Aird, who was at one point taught by L. S. Lowry, speaks on camera of throwing off the shackles of ‘figuration’ in favour of a dynamic, performative abstraction – experiments in colour and texture – from which elements of the figurative may still emerge.
The central work was created with 2004 Olympic gold medallist, Darren Campell, for Manchester World Sport 08. It symbolises aspiration and success in the colours bronze, silver and gold, and the journey taken by both sportsman and artist in achieving their goals – in this case the technical challenge presented by Aird’s unusual chosen medium (resin and oils) applied to a dark canvas.

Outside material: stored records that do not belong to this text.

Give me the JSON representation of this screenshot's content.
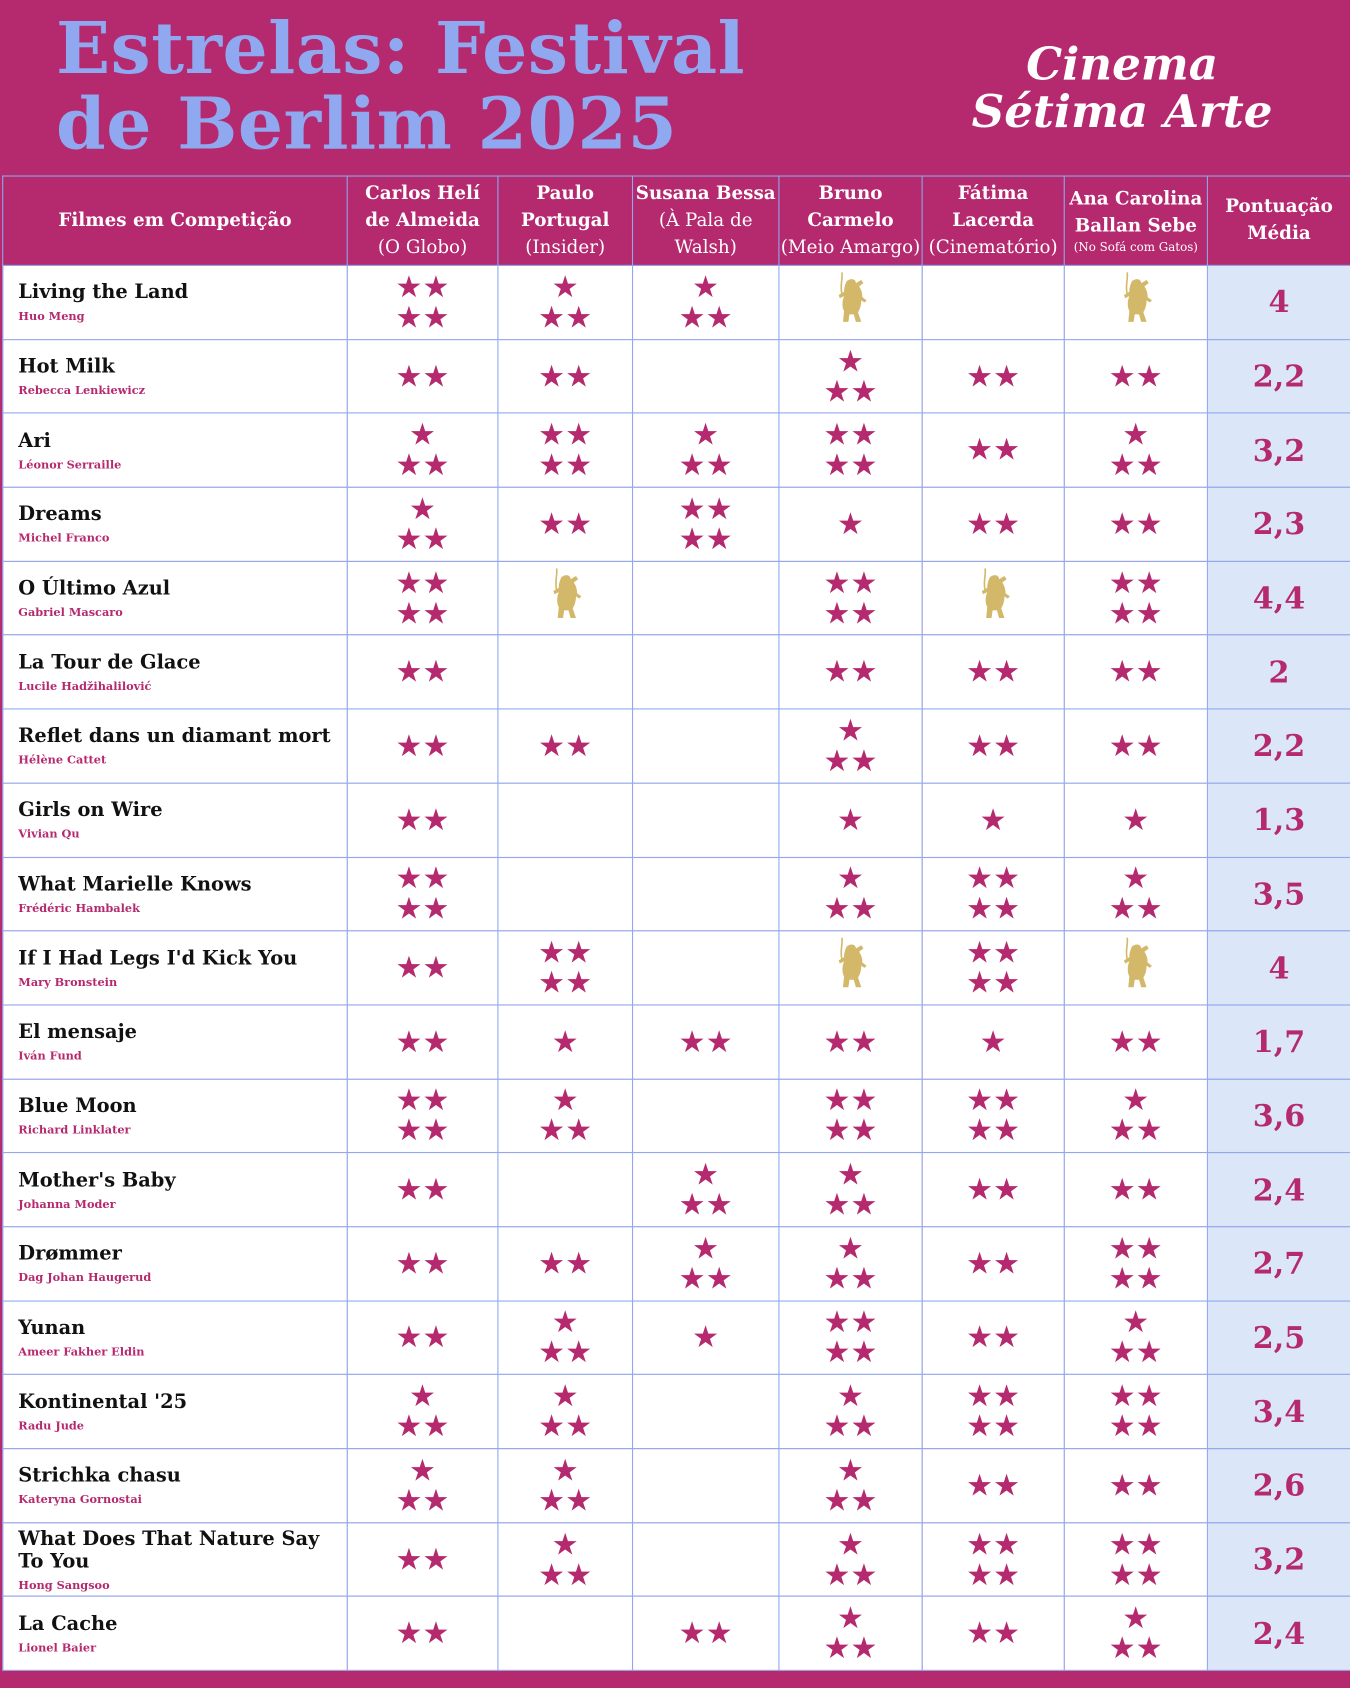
{
  "header": {
    "title_line1": "Estrelas: Festival",
    "title_line2": "de Berlim 2025",
    "brand_line1": "Cinema",
    "brand_line2": "Sétima Arte"
  },
  "columns": [
    {
      "name": "Filmes em Competição"
    },
    {
      "name1": "Carlos Helí",
      "name2": "de Almeida",
      "outlet": "(O Globo)"
    },
    {
      "name1": "Paulo",
      "name2": "Portugal",
      "outlet": "(Insider)"
    },
    {
      "name1": "Susana Bessa",
      "name2": "(À Pala de",
      "outlet": "Walsh)"
    },
    {
      "name1": "Bruno",
      "name2": "Carmelo",
      "outlet": "(Meio Amargo)"
    },
    {
      "name1": "Fátima",
      "name2": "Lacerda",
      "outlet": "(Cinematório)"
    },
    {
      "name1": "Ana Carolina",
      "name2": "Ballan Sebe",
      "outlet": "(No Sofá com Gatos)"
    },
    {
      "name1": "Pontuação",
      "name2": "Média"
    }
  ],
  "colors": {
    "accent": "#b5296f",
    "title": "#8fa8f0",
    "avg_bg": "#dbe6f8",
    "bear": "#d4b86a"
  },
  "legend_note": "ratings: number of stars 0-4; 'bear' = golden bear icon",
  "films": [
    {
      "title": "Living the Land",
      "director": "Huo Meng",
      "ratings": [
        4,
        3,
        3,
        "bear",
        0,
        "bear"
      ],
      "avg": "4"
    },
    {
      "title": "Hot Milk",
      "director": "Rebecca Lenkiewicz",
      "ratings": [
        2,
        2,
        0,
        3,
        2,
        2
      ],
      "avg": "2,2"
    },
    {
      "title": "Ari",
      "director": "Léonor Serraille",
      "ratings": [
        3,
        4,
        3,
        4,
        2,
        3
      ],
      "avg": "3,2"
    },
    {
      "title": "Dreams",
      "director": "Michel Franco",
      "ratings": [
        3,
        2,
        4,
        1,
        2,
        2
      ],
      "avg": "2,3"
    },
    {
      "title": "O Último Azul",
      "director": "Gabriel Mascaro",
      "ratings": [
        4,
        "bear",
        0,
        4,
        "bear",
        4
      ],
      "avg": "4,4"
    },
    {
      "title": "La Tour de Glace",
      "director": "Lucile Hadžihalilović",
      "ratings": [
        2,
        0,
        0,
        2,
        2,
        2
      ],
      "avg": "2"
    },
    {
      "title": "Reflet dans un diamant mort",
      "director": "Hélène Cattet",
      "ratings": [
        2,
        2,
        0,
        3,
        2,
        2
      ],
      "avg": "2,2"
    },
    {
      "title": "Girls on Wire",
      "director": "Vivian Qu",
      "ratings": [
        2,
        0,
        0,
        1,
        1,
        1
      ],
      "avg": "1,3"
    },
    {
      "title": "What Marielle Knows",
      "director": "Frédéric Hambalek",
      "ratings": [
        4,
        0,
        0,
        3,
        4,
        3
      ],
      "avg": "3,5"
    },
    {
      "title": "If I Had Legs I'd Kick You",
      "director": "Mary Bronstein",
      "ratings": [
        2,
        4,
        0,
        "bear",
        4,
        "bear"
      ],
      "avg": "4"
    },
    {
      "title": "El mensaje",
      "director": "Iván Fund",
      "ratings": [
        2,
        1,
        2,
        2,
        1,
        2
      ],
      "avg": "1,7"
    },
    {
      "title": "Blue Moon",
      "director": "Richard Linklater",
      "ratings": [
        4,
        3,
        0,
        4,
        4,
        3
      ],
      "avg": "3,6"
    },
    {
      "title": "Mother's Baby",
      "director": "Johanna Moder",
      "ratings": [
        2,
        0,
        3,
        3,
        2,
        2
      ],
      "avg": "2,4"
    },
    {
      "title": "Drømmer",
      "director": "Dag Johan Haugerud",
      "ratings": [
        2,
        2,
        3,
        3,
        2,
        4
      ],
      "avg": "2,7"
    },
    {
      "title": "Yunan",
      "director": "Ameer Fakher Eldin",
      "ratings": [
        2,
        3,
        1,
        4,
        2,
        3
      ],
      "avg": "2,5"
    },
    {
      "title": "Kontinental '25",
      "director": "Radu Jude",
      "ratings": [
        3,
        3,
        0,
        3,
        4,
        4
      ],
      "avg": "3,4"
    },
    {
      "title": "Strichka chasu",
      "director": "Kateryna Gornostai",
      "ratings": [
        3,
        3,
        0,
        3,
        2,
        2
      ],
      "avg": "2,6"
    },
    {
      "title": "What Does That Nature Say To You",
      "director": "Hong Sangsoo",
      "ratings": [
        2,
        3,
        0,
        3,
        4,
        4
      ],
      "avg": "3,2"
    },
    {
      "title": "La Cache",
      "director": "Lionel Baier",
      "ratings": [
        2,
        0,
        2,
        3,
        2,
        3
      ],
      "avg": "2,4"
    }
  ]
}
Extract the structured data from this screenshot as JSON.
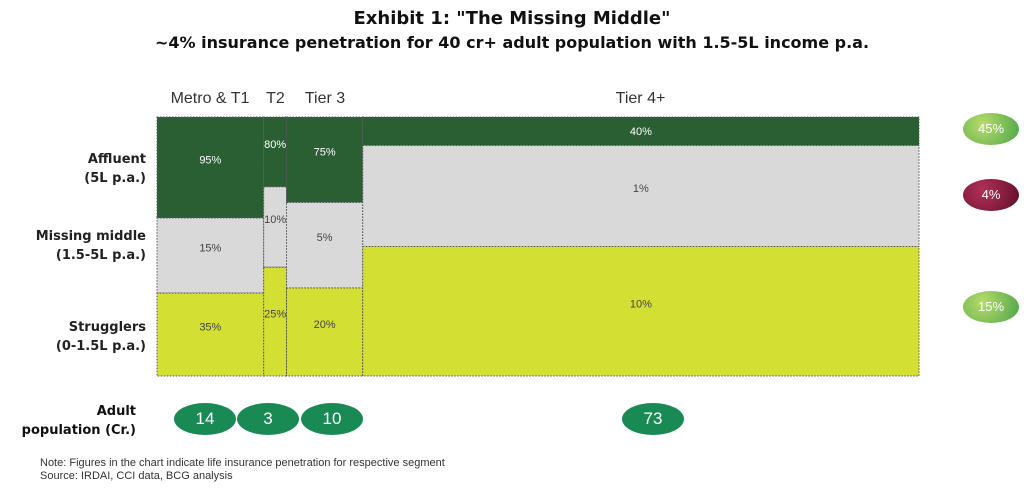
{
  "title": "Exhibit 1: \"The Missing Middle\"",
  "subtitle": "~4% insurance penetration for 40 cr+ adult population with 1.5-5L income p.a.",
  "columns": [
    "Metro & T1",
    "T2",
    "Tier 3",
    "Tier 4+"
  ],
  "rows": [
    {
      "line1": "Affluent",
      "line2": "(5L p.a.)"
    },
    {
      "line1": "Missing middle",
      "line2": "(1.5-5L p.a.)"
    },
    {
      "line1": "Strugglers",
      "line2": "(0-1.5L p.a.)"
    }
  ],
  "population_label_line1": "Adult",
  "population_label_line2": "population (Cr.)",
  "population": [
    "14",
    "3",
    "10",
    "73"
  ],
  "totals": {
    "affluent": "45%",
    "missing_middle": "4%",
    "strugglers": "15%"
  },
  "note": "Note: Figures in the chart indicate life insurance penetration for respective segment",
  "source": "Source: IRDAI, CCI data, BCG analysis",
  "colors": {
    "affluent": "#2a5e33",
    "missing_middle": "#d9d9d9",
    "strugglers": "#d4df33",
    "badge_green": "#7fbf50",
    "badge_maroon": "#7a1636"
  },
  "chart_data": {
    "type": "marimekko",
    "categories": [
      "Metro & T1",
      "T2",
      "Tier 3",
      "Tier 4+"
    ],
    "column_widths": [
      14,
      3,
      10,
      73
    ],
    "series": [
      {
        "name": "Affluent",
        "segment_share": [
          0.39,
          0.27,
          0.33,
          0.11
        ],
        "labels": [
          "95%",
          "80%",
          "75%",
          "40%"
        ]
      },
      {
        "name": "Missing middle",
        "segment_share": [
          0.29,
          0.31,
          0.33,
          0.39
        ],
        "labels": [
          "15%",
          "10%",
          "5%",
          "1%"
        ]
      },
      {
        "name": "Strugglers",
        "segment_share": [
          0.32,
          0.42,
          0.34,
          0.5
        ],
        "labels": [
          "35%",
          "25%",
          "20%",
          "10%"
        ]
      }
    ]
  }
}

The exhibition of twenty numbered canvases also functions as a retrospective showcase for Aird, who died last year.
Proffitt’s work, which alludes to cubism and sometimes surrealism, here presents a nostalgic view of the Beautiful Game (though he also has a professional interest in baseball and ice hockey). Trained as an illustrator, Proffitt has recently been in considerable demand by football clubs nationally and is sold locally through the fantastic Barewall Gallery in Burslem.
These two artists may well divide taste – as did the Lowry-Berry exhibition last year. However, in this case there exists a link between Proffitt’s figurative nostalgia and Aird’s more challenging abstraction in the form of the short-lived Italian movement, Futurism (not featured in the exhibition). The Futurists celebrated not only the speed and violence of the machine age before WWI, but also human athleticism.
Here Umberto Boccioni’s 1913 work ‘The Dynamism of a Soccer Player’ (MOMA) illustrates this stylistic bridge. The moving figure in its environment is translated into a collection of planes and geometric shapes – the cubism alluded to by Proffitt. At the same time, the dynamism, composition and near abstraction of this image, in which elements of the figurative remain discernible, echo Aird’s more organic neuron-like shapes.
Events such as City of Sport/Culture are required to reach beyond the customary consumer and to leave a legacy. A paying art exhibition does not necessarily do this, though here the organisers have recruited four Ambassadors of Art and Sport to spread the word. What it does do is to lead the viewer from a thoroughly accessible art form to a more intellectually challenging one. One can also discern a grander aspiration to re-establish the more comfortable relation between sport and high culture enjoyed by classical civilisation. Good luck!